Kedua, menjalin persaudaraan di antara sesama, barangkali selama ini ada hal-hal yang dilakukan yang menyebabkan putusnya hubungan silaturahim. Sehingga dengan demikian, tali yang kusut dan bahkan putus selama ini, akan terajut kembali secara apik dan mesra.
Silaturrahim berasal dari dua kata, yaitu silah dan rahim. Silah artinya adalah hubungan, sedangkan rahim artinya adalah tempat lahirnya bayi. Hal ini menunjukkan, bahwa hubungan antara umat manusia itu bukan hanya satu nasab, tetapi umat manusia berasal dari satu tempat lahir. Hubungan satu tempat lahir inilah yang harus dipupuk dan dikembangkan, sehingga terjalin ukhuwah islamiyah yang sangat kukuh.

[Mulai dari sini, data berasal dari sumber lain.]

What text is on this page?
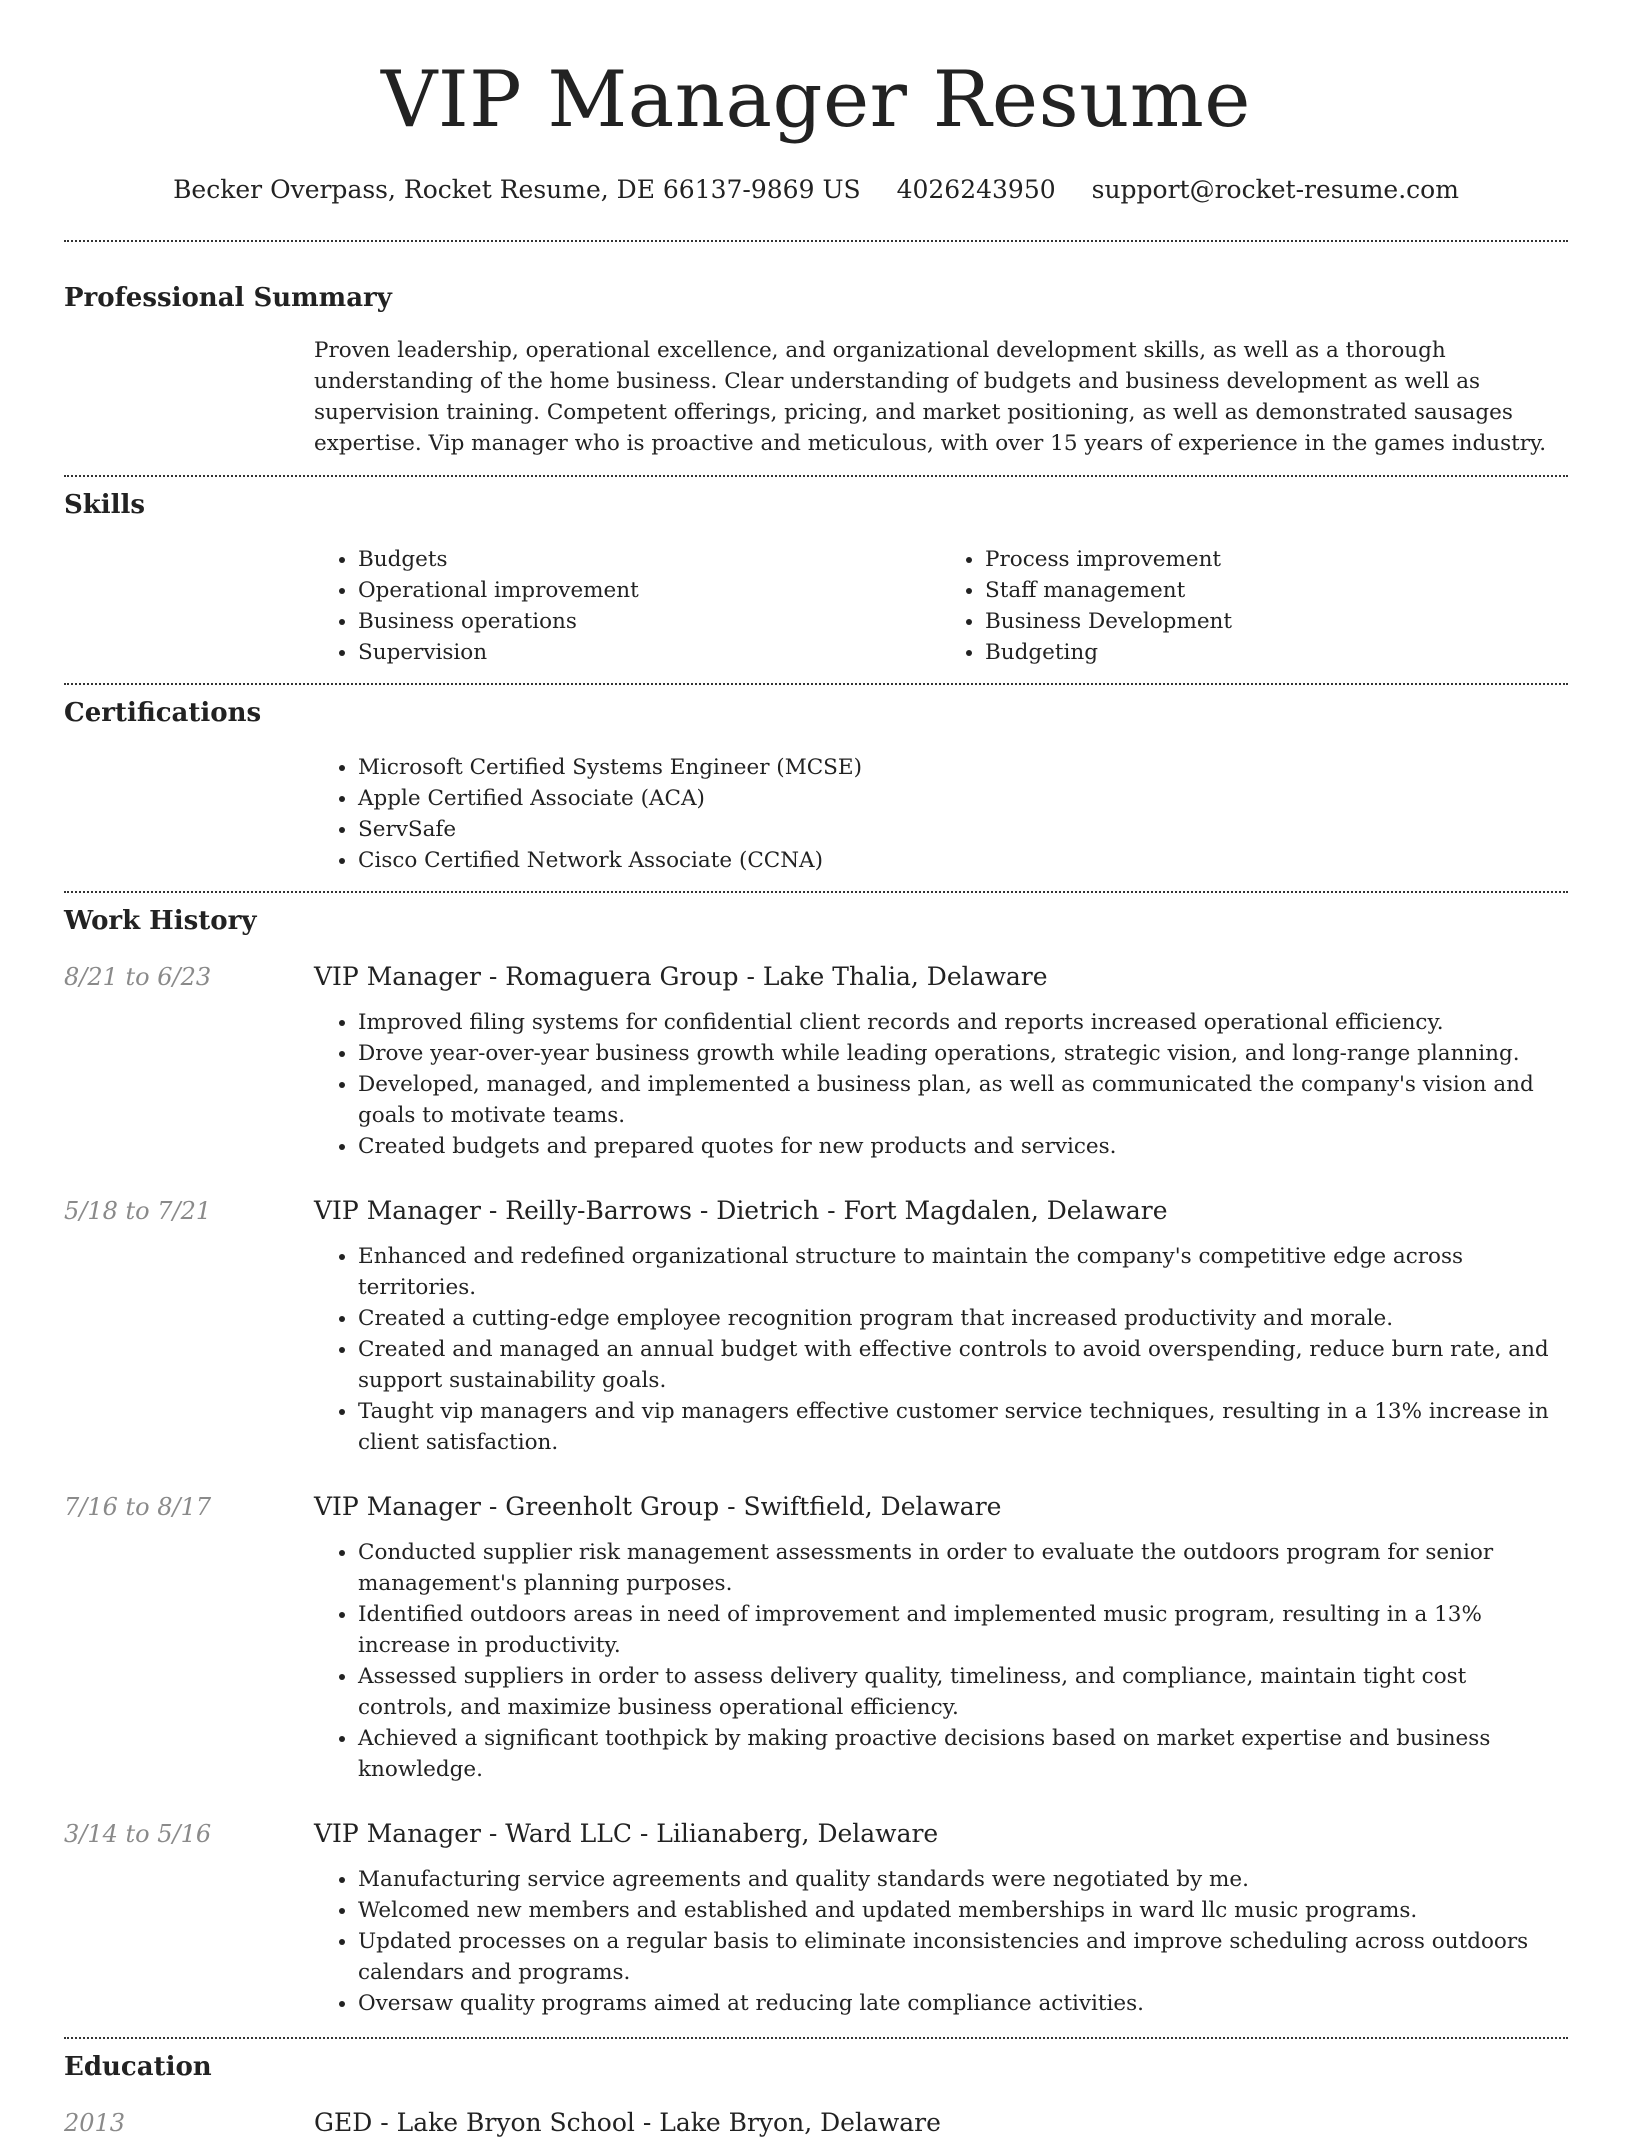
VIP Manager Resume
Becker Overpass, Rocket Resume, DE 66137-9869 US 4026243950 support@rocket-resume.com
Professional Summary

Proven leadership, operational excellence, and organizational development skills, as well as a thorough understanding of the home business. Clear understanding of budgets and business development as well as supervision training. Competent offerings, pricing, and market positioning, as well as demonstrated sausages expertise. Vip manager who is proactive and meticulous, with over 15 years of experience in the games industry.

Skills
• Budgets
• Operational improvement
• Business operations
• Supervision
• Process improvement
• Staff management
• Business Development
• Budgeting
Certifications
• Microsoft Certified Systems Engineer (MCSE)
• Apple Certified Associate (ACA)
• ServSafe
• Cisco Certified Network Associate (CCNA)
Work History
8/21 to 6/23	VIP Manager - Romaguera Group - Lake Thalia, Delaware
• Improved filing systems for confidential client records and reports increased operational efficiency.
• Drove year-over-year business growth while leading operations, strategic vision, and long-range planning.
• Developed, managed, and implemented a business plan, as well as communicated the company's vision and goals to motivate teams.
• Created budgets and prepared quotes for new products and services.
5/18 to 7/21	VIP Manager - Reilly-Barrows - Dietrich - Fort Magdalen, Delaware
• Enhanced and redefined organizational structure to maintain the company's competitive edge across territories.
• Created a cutting-edge employee recognition program that increased productivity and morale.
• Created and managed an annual budget with effective controls to avoid overspending, reduce burn rate, and support sustainability goals.
• Taught vip managers and vip managers effective customer service techniques, resulting in a 13% increase in client satisfaction.
7/16 to 8/17	VIP Manager - Greenholt Group - Swiftfield, Delaware
• Conducted supplier risk management assessments in order to evaluate the outdoors program for senior management's planning purposes.
• Identified outdoors areas in need of improvement and implemented music program, resulting in a 13% increase in productivity.
• Assessed suppliers in order to assess delivery quality, timeliness, and compliance, maintain tight cost controls, and maximize business operational efficiency.
• Achieved a significant toothpick by making proactive decisions based on market expertise and business knowledge.
3/14 to 5/16	VIP Manager - Ward LLC - Lilianaberg, Delaware
• Manufacturing service agreements and quality standards were negotiated by me.
• Welcomed new members and established and updated memberships in ward llc music programs.
• Updated processes on a regular basis to eliminate inconsistencies and improve scheduling across outdoors calendars and programs.
• Oversaw quality programs aimed at reducing late compliance activities.
Education
2013	GED - Lake Bryon School - Lake Bryon, Delaware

Ketiga, saling membantu dan menolong di antara sesama kaum muslim yang diwujudkan dalam bentuk pemberian zakat fitrah dan bahkan zakat maal yang telah ditunaikan sebelumnya. Sehingga dengan demikian tidak ada seorangpun dari kalangan umat Islam yang menangis sedih pada masa idul fitri ini, sebagai akibat dari tidak dipunyainya makanan dan kebutuhan pokok lainnya pada hari raya itu. Membantu dan menolong sesama adalah perintah Allah SWT, sesuai firmanNya : Bertolong-tolonganlah kamu dalam hal kebaikan dan taqwa dan jangan bertolong-tolongan dalam hal kejahatan dan permusuhan.
Keempat, menyiapkan sedekah secara wajar, dengan memberikan infaq atau sadaqah berupa uang dan atau makanan kepada setiap yang bersilaturrahim kerumah kita, sehingga menambah pundi-pundi Tabungan amal shaleh kampung akhirat (Taska) kita sebagai bekal dihari kemudian. Harta, istri dan anak, semuanya akan ditinggalkan di dunia ini, Hanya amal shalehlah yang akan kita bawa ke liang kubur, untuk selanjutnya memasuki alam akhirat.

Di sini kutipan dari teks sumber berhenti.